HackMonkey

Demystifying Drupal

Configuring CSS Source Maps & Compass

September 19, 2014 - 3:04am

After hours of searching Google, lots of trial and error, and a bunch of grumbling, I had a breakthrough and finally figured out how to get Source Maps to work under Chrome and Compass. The problem is that this functionality has been around for over a year in various forms in the pre-release versions of Sass and Chrome. As such, many of the posts I found were out dated and didn't work with the current, stable versions. So this post is partially to document the process for myself (and a small victory lap!), but hopefully someone else will get something out of it.

So with that said: As of Sept 19, 2014, with Chrome 37 stable, Sass 3.3.4, and Compass 1.0.1; here is how I did it!

Compass

The part I stumbled with the most was getting Compass to kick out the required map files and the required comment in the resulting CSS files. The breakthrough was finding this article (http://chillco.com/blog/setting-sass-and-compass-source-maps) by Tommy Keswick, from July 2014. This was the only article I found from 2014 on the matter!

Simply adding sourcemap = true to the config.rb did the trick. For a more technical approach, sourcemap = (environment == :production) ? false : true would only produce maps during development. This addition alone is all that is required to display the source Sass file in Dev Tools, rather than the generated CSS file.

Update: If you happen to be using something other than Compass to compile your Sass, have a look at Compass Sourcemaps over at WDW. It covers using sourcemaps with Gulp-Compass, Gulp-Ruby-Sass, Grunt Contribute Compass, CodeKit2, and the command line. 

 

 

Chrome

Chrome has been supporting Source Maps for a couple versions now. So if you have a current, stable version, you are good to go. There is no longer a need to use Chrome Canary or enable any experiments.

A Workspace needs to be setup in Dev Tools to map back to the local development enviroment. In the case of Drupal, this would be the root of your theme.

Chrome Workspace Setup

The Workspace gives Chrome permission to the local file system, and also displays the local files in the Sources panel of Dev Tools.

Sass file in Sources panel

The final trick is to now tell Chrome how the files map together. Find a Sass file under the remote tree and map it to the local one.

Select Map

Chrome will scan the Workspaces and look for the best matches. Select the correct one.

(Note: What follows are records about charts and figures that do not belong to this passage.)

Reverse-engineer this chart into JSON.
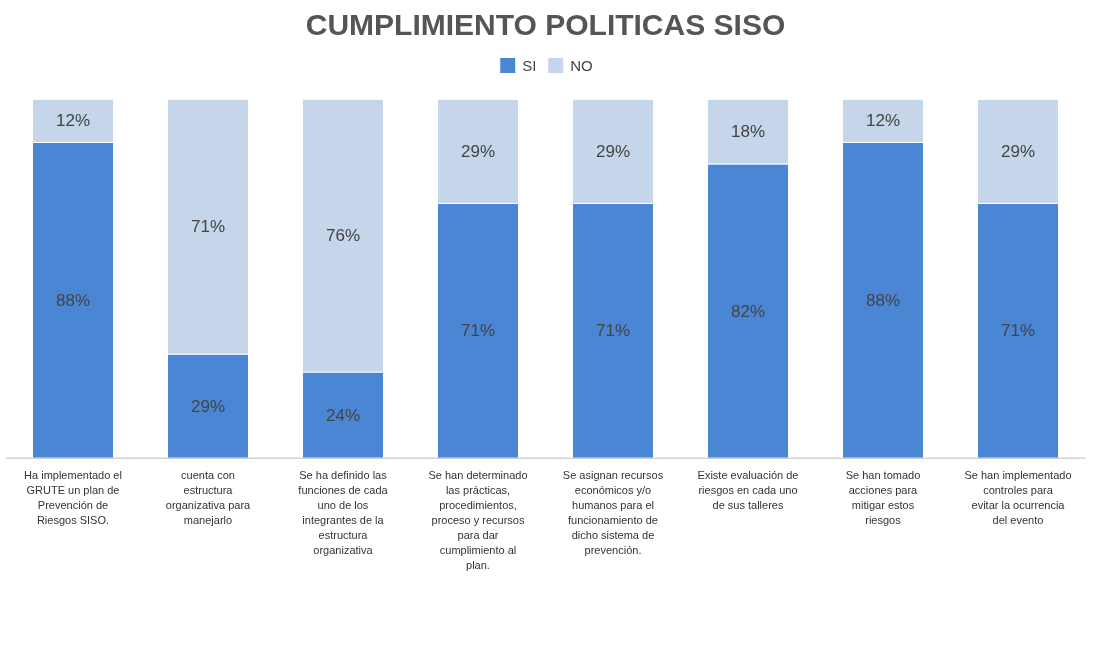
{
  "chart_data": {
    "type": "bar",
    "title": "CUMPLIMIENTO POLITICAS SISO",
    "stacked": true,
    "legend": "top",
    "grid": false,
    "categories": [
      "Ha implementado el GRUTE un plan de Prevención de Riesgos SISO.",
      "cuenta con estructura organizativa para manejarlo",
      "Se ha definido las funciones de cada uno de los integrantes de la estructura organizativa",
      "Se han determinado las prácticas, procedimientos, proceso y recursos para dar cumplimiento al plan.",
      "Se asignan recursos económicos y/o humanos para el funcionamiento de dicho sistema de prevención.",
      "Existe evaluación de riesgos en cada uno de sus talleres",
      "Se han tomado acciones para mitigar estos riesgos",
      "Se han implementado controles para evitar la ocurrencia del evento"
    ],
    "series": [
      {
        "name": "SI",
        "color": "#4a86d4",
        "values": [
          88,
          29,
          24,
          71,
          71,
          82,
          88,
          71
        ],
        "value_labels": [
          "88%",
          "29%",
          "24%",
          "71%",
          "71%",
          "82%",
          "88%",
          "71%"
        ]
      },
      {
        "name": "NO",
        "color": "#c5d5ea",
        "values": [
          12,
          71,
          76,
          29,
          29,
          18,
          12,
          29
        ],
        "value_labels": [
          "12%",
          "71%",
          "76%",
          "29%",
          "29%",
          "18%",
          "12%",
          "29%"
        ]
      }
    ]
  }
}
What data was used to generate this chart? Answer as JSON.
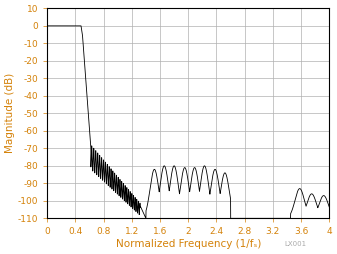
{
  "title": "",
  "xlabel": "Normalized Frequency (1/fₛ)",
  "ylabel": "Magnitude (dB)",
  "xlim": [
    0,
    4
  ],
  "ylim": [
    -110,
    10
  ],
  "xticks": [
    0,
    0.4,
    0.8,
    1.2,
    1.6,
    2.0,
    2.4,
    2.8,
    3.2,
    3.6,
    4.0
  ],
  "yticks": [
    10,
    0,
    -10,
    -20,
    -30,
    -40,
    -50,
    -60,
    -70,
    -80,
    -90,
    -100,
    -110
  ],
  "line_color": "#000000",
  "grid_color": "#b0b0b0",
  "axis_label_color": "#d4820a",
  "background_color": "#ffffff",
  "watermark": "LX001",
  "passband_end": 0.5,
  "stopband_floor": -110,
  "stopband_level": -103
}
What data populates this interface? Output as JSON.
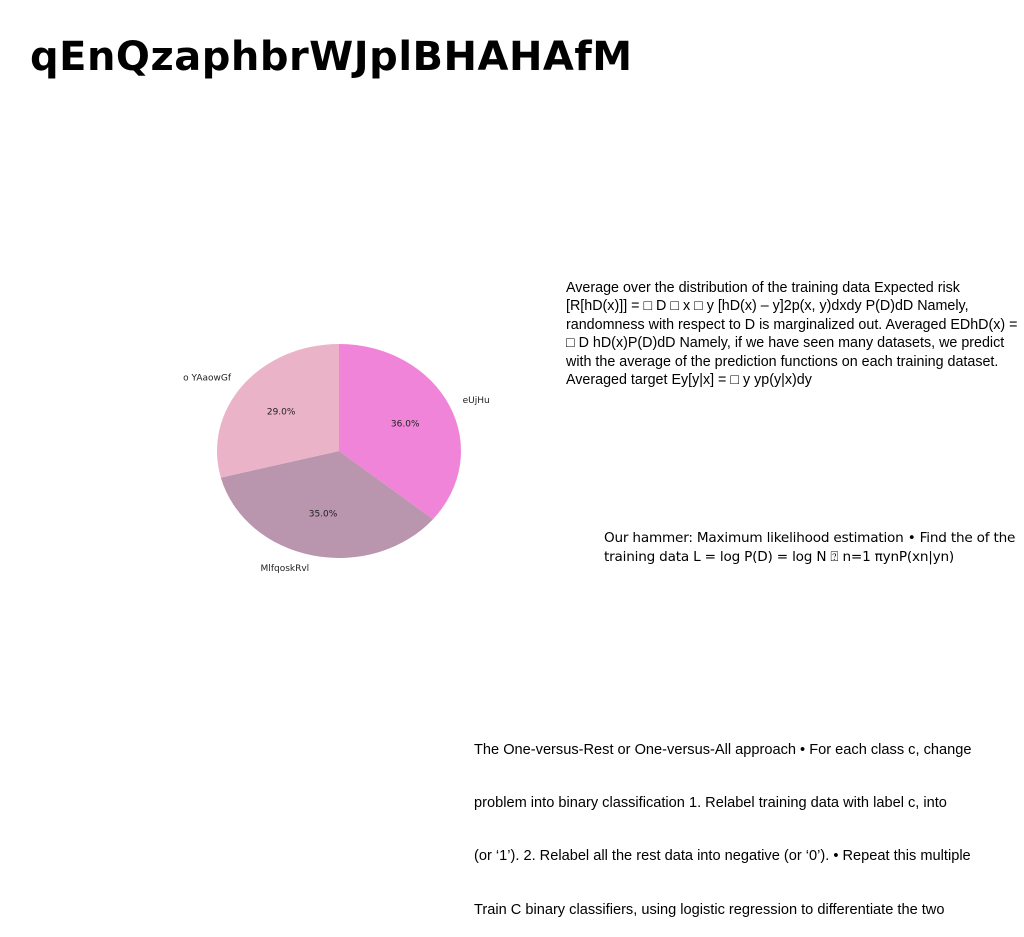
{
  "slide": {
    "title": "qEnQzaphbrWJplBHAHAfM",
    "block1": "Average over the distribution of the training data Expected risk [R[hD(x)]] = □ D □ x □ y [hD(x) – y]2p(x, y)dxdy P(D)dD Namely, randomness with respect to D is marginalized out. Averaged EDhD(x) = □ D hD(x)P(D)dD Namely, if we have seen many datasets, we predict with the average of the prediction functions on each training dataset. Averaged target Ey[y|x] = □ y yp(y|x)dy",
    "block2": "Our hammer: Maximum likelihood estimation • Find the of the training data L = log P(D) = log N ⍰ n=1 πynP(xn|yn)",
    "block3_lines": [
      "The One-versus-Rest or One-versus-All approach • For each class c, change",
      "problem into binary classification 1. Relabel training data with label c, into",
      "(or ‘1’). 2. Relabel all the rest data into negative (or ‘0’). • Repeat this multiple",
      "Train C binary classifiers, using logistic regression to differentiate the two"
    ]
  },
  "chart_data": {
    "type": "pie",
    "start_angle_deg": 90,
    "direction": "clockwise",
    "slices": [
      {
        "label": "eUjHu",
        "value": 36.0,
        "pct_label": "36.0%",
        "color": "#f084d8"
      },
      {
        "label": "MlfqoskRvl",
        "value": 35.0,
        "pct_label": "35.0%",
        "color": "#b995ae"
      },
      {
        "label": "o YAaowGf",
        "value": 29.0,
        "pct_label": "29.0%",
        "color": "#ebb3c8"
      }
    ]
  }
}
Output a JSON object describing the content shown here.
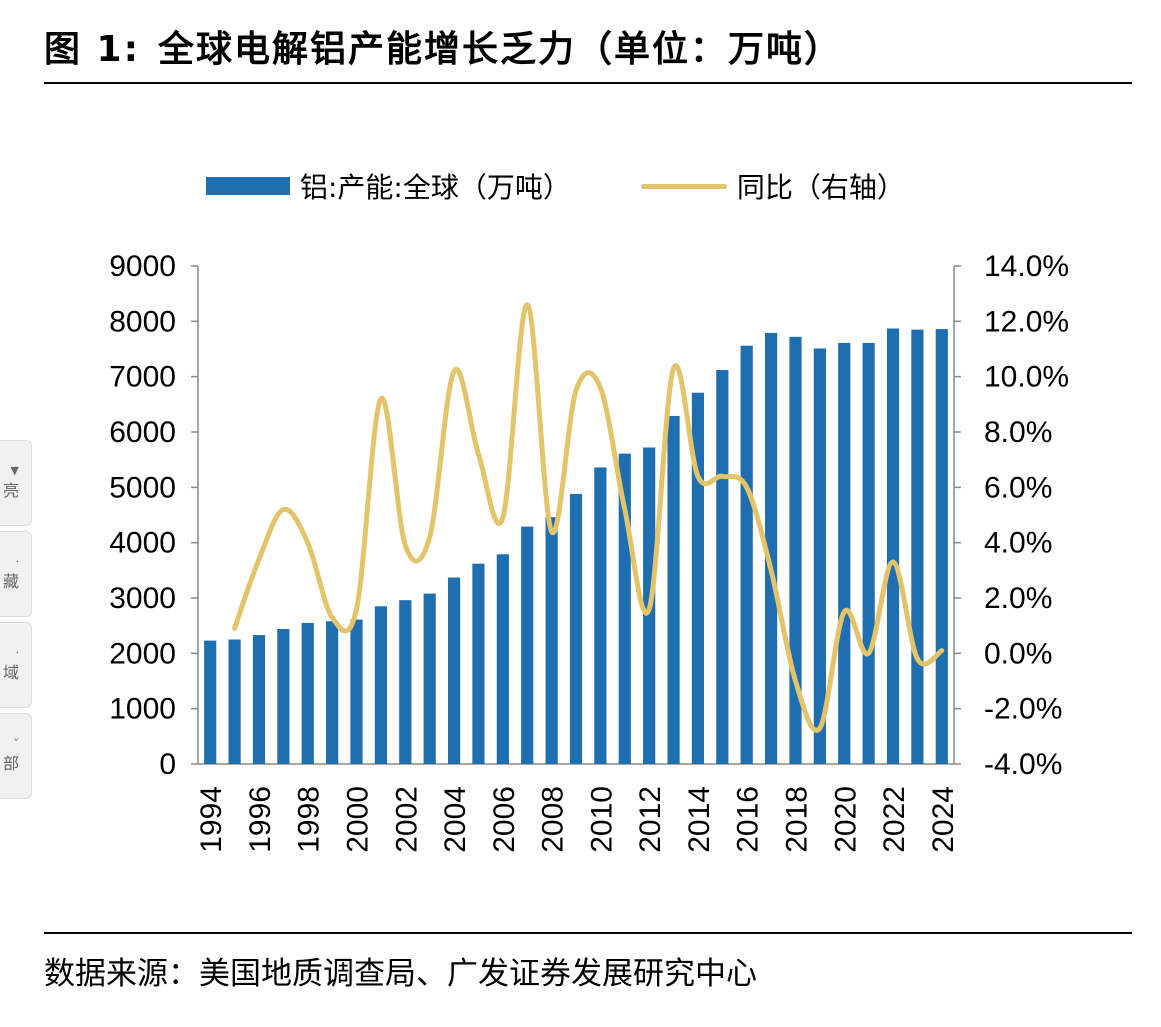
{
  "figure": {
    "label": "图 1:",
    "title": "全球电解铝产能增长乏力（单位：万吨）",
    "source": "数据来源：美国地质调查局、广发证券发展研究中心"
  },
  "side_tabs": [
    {
      "icon": "chevron-down-icon",
      "label": "亮"
    },
    {
      "icon": "dot-icon",
      "label": "藏"
    },
    {
      "icon": "dot-icon",
      "label": "域"
    },
    {
      "icon": "arrow-icon",
      "label": "部"
    }
  ],
  "colors": {
    "bar": "#1F6EAF",
    "line": "#E3C46A",
    "axis": "#888888"
  },
  "chart_data": {
    "type": "bar+line",
    "legend_placement": "top",
    "grid": false,
    "x": [
      1994,
      1995,
      1996,
      1997,
      1998,
      1999,
      2000,
      2001,
      2002,
      2003,
      2004,
      2005,
      2006,
      2007,
      2008,
      2009,
      2010,
      2011,
      2012,
      2013,
      2014,
      2015,
      2016,
      2017,
      2018,
      2019,
      2020,
      2021,
      2022,
      2023,
      2024
    ],
    "x_tick_labels": [
      "1994",
      "1996",
      "1998",
      "2000",
      "2002",
      "2004",
      "2006",
      "2008",
      "2010",
      "2012",
      "2014",
      "2016",
      "2018",
      "2020",
      "2022",
      "2024"
    ],
    "series": [
      {
        "name": "铝:产能:全球（万吨）",
        "type": "bar",
        "axis": "left",
        "values": [
          2230,
          2250,
          2330,
          2440,
          2550,
          2580,
          2610,
          2850,
          2960,
          3080,
          3370,
          3620,
          3790,
          4290,
          4460,
          4880,
          5360,
          5610,
          5720,
          6290,
          6710,
          7120,
          7560,
          7790,
          7720,
          7510,
          7610,
          7610,
          7870,
          7850,
          7860
        ]
      },
      {
        "name": "同比（右轴）",
        "type": "line",
        "axis": "right",
        "values": [
          null,
          0.9,
          3.4,
          5.2,
          4.0,
          1.3,
          1.6,
          9.2,
          3.9,
          4.2,
          10.2,
          7.2,
          4.9,
          12.6,
          4.4,
          9.5,
          9.6,
          5.2,
          1.6,
          10.3,
          6.4,
          6.4,
          6.0,
          3.0,
          -1.0,
          -2.7,
          1.5,
          0.0,
          3.3,
          -0.2,
          0.1
        ]
      }
    ],
    "y_left": {
      "min": 0,
      "max": 9000,
      "step": 1000,
      "ticks": [
        "0",
        "1000",
        "2000",
        "3000",
        "4000",
        "5000",
        "6000",
        "7000",
        "8000",
        "9000"
      ]
    },
    "y_right": {
      "min": -4,
      "max": 14,
      "step": 2,
      "ticks": [
        "-4.0%",
        "-2.0%",
        "0.0%",
        "2.0%",
        "4.0%",
        "6.0%",
        "8.0%",
        "10.0%",
        "12.0%",
        "14.0%"
      ]
    }
  }
}
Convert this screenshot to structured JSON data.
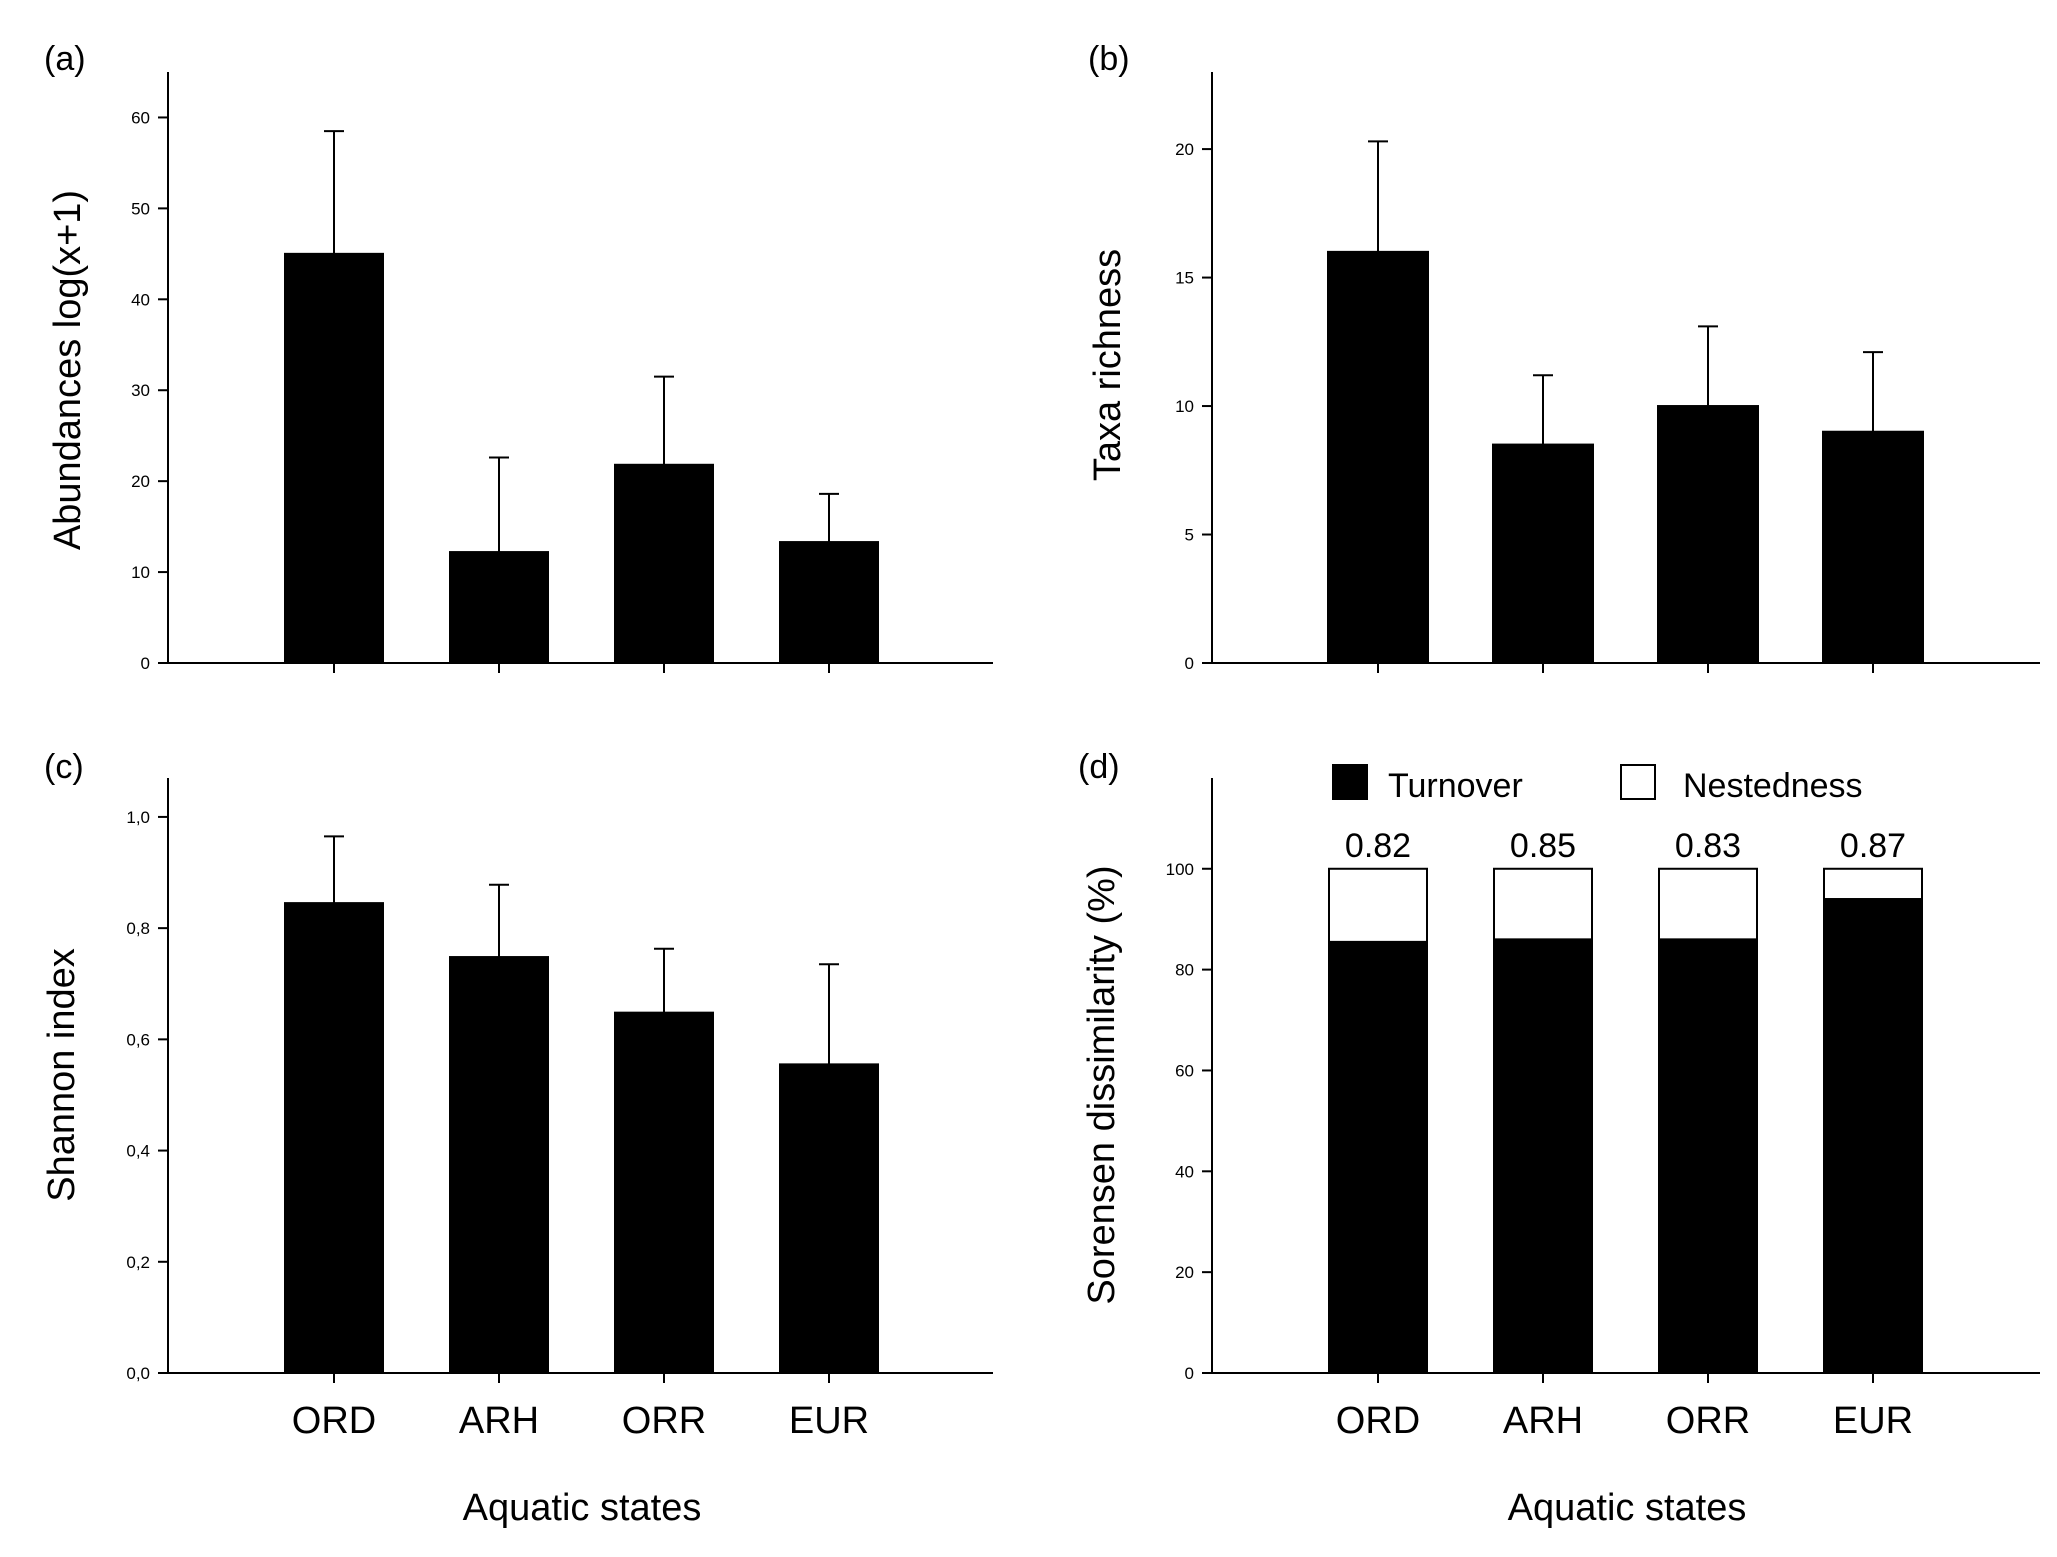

Select local file to map to

It is only necessary to map one file, Chrome will figure out the rest. The Dev Tools will need to be relaunched.

Now clicking the name of the source Sass file in the Elements panel will open the file in the Sources panel for editing. CTRL+S will save the edits to disk, and if Compass is watching, generate a new CSS file with the change. For bonus credit, if LiveReload is also running, the browser can automatically refresh with the change also.